T.W.: Parker had banned me and my colleague, Bernward Thole, from their stand and excluded us from receiving review copies. This wave of anger had befallen us, because we had aired well-kept company secrets. Wherever possible, we had, you see, revealed pseudonyms or meticulously researched the authors and published their names in our articles. In the early 1970s, most game manufacturers treated the names of their creative minds like state secrets.
What did you and Bernward Thole want to achieve with this hunt for the real identity of the game designers?
T.W.: People were aware of the names of book authors. They were familiar; they were important; they were close despite their distance. We wanted to transfer this book industry recipe for success to the world of games. Thole and I started mentioning the names of the authors, editors and graphic artists of the games we reviewed. Some game publishers took note of this more or less grimly; others protested and some threatened us because they believed their business model was at risk.
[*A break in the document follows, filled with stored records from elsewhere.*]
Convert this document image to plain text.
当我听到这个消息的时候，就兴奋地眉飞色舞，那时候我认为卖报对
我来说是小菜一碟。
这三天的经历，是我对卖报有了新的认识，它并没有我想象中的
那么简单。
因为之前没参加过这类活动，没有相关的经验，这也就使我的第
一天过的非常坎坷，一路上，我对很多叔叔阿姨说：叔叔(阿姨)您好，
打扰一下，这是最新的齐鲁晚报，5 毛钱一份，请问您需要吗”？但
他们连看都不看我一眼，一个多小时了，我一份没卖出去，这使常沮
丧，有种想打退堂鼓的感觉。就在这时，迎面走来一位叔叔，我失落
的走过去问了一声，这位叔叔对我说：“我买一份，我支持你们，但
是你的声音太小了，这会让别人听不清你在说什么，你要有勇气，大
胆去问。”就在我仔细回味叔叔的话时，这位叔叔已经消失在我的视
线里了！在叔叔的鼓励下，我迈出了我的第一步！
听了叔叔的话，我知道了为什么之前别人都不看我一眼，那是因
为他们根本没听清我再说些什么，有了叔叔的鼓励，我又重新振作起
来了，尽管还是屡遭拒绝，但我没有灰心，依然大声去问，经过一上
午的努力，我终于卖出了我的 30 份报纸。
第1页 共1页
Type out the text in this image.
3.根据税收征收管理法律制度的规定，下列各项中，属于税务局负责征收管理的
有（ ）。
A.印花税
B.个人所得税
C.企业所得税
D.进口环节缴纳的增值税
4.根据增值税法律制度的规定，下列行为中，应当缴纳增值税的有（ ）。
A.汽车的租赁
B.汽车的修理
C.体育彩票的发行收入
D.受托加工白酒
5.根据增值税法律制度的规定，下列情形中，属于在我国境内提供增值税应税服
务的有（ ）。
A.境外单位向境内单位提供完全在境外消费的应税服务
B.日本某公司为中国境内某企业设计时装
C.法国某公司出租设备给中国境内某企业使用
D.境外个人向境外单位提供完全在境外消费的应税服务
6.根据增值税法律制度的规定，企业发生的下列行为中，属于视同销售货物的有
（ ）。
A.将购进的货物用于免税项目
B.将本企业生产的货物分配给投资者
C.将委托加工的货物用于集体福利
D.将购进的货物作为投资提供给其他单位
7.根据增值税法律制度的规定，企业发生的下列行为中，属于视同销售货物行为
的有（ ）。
As is so often the case, the steady drip had an effect in the long run. These days, it goes without saying that games now list the joint creative effort that has ground the rough diamond of an initial idea for a game into a finished, attractive and eventful product. After all, a game is not a matter of the financial value of a bit of cardboard and some figurines. The price of a game justifies the value of a cultural asset that comes from the interplay of ideas, of imagination, the joy of designing things, stimulating communication and, at times, also from lateral thinking.
Trade fairs bring people together. What results from this?
T.W.: Every year, I invited a small, hand-picked circle of the games industry to our apartment in Büchenbach near Erlangen to spend an evening by the fireplace on the eve of the trade fair. In a break during the already advanced evening, Jürgen Herz asked whether it wouldn't be a good idea to choose a "Game of the Year". First, there was stunned silence. Then Alex Randolph was spontaneously enthusiastic; Walter Luc Haas, Gilbert Obermair and Dieter Hasselblatt took a wait-and-see attitude. Bernward Thole expressed concerns about what the game industry would say about it. However, Rüdiger von der Linde, the boss of games publisher ASS, saw no problem in the proposal. And Jürgen Herz himself dispelled all objections with a clear positioning statement: "We are journalists and thus advocates of the consumers. We are solely accountable to our readers, listeners or viewers. But certainly not to the game publishers!"
The idea, born at the Spielwarenmesse, initially remained dormant until it was once again brought up by Jürgen Herz in 1978 on the occasion of the TippKick World Cup by Mieg for journalists at the FIFA World Cup in Buenos Aires. Bernward Thole and I developed the concept in the years that followed and founded the association. The "Game of the Year" has just been awarded for the 40th time and has become an internationally renowned award.
What do you take away with you from all your many visits to the Spielwarenmesse?
T.W.: Over the long term, you see a lot of people as well as a lot of companies come – and go. New people mean new contacts and often new ideas. And those that go? You don't shed a tear over some of them. But others leave a hole behind, because more has been created than a mere professional contact. Because some of them have become companions along the way as well as friends.
Thank you very much for all your stories about the Spielwarenmesse.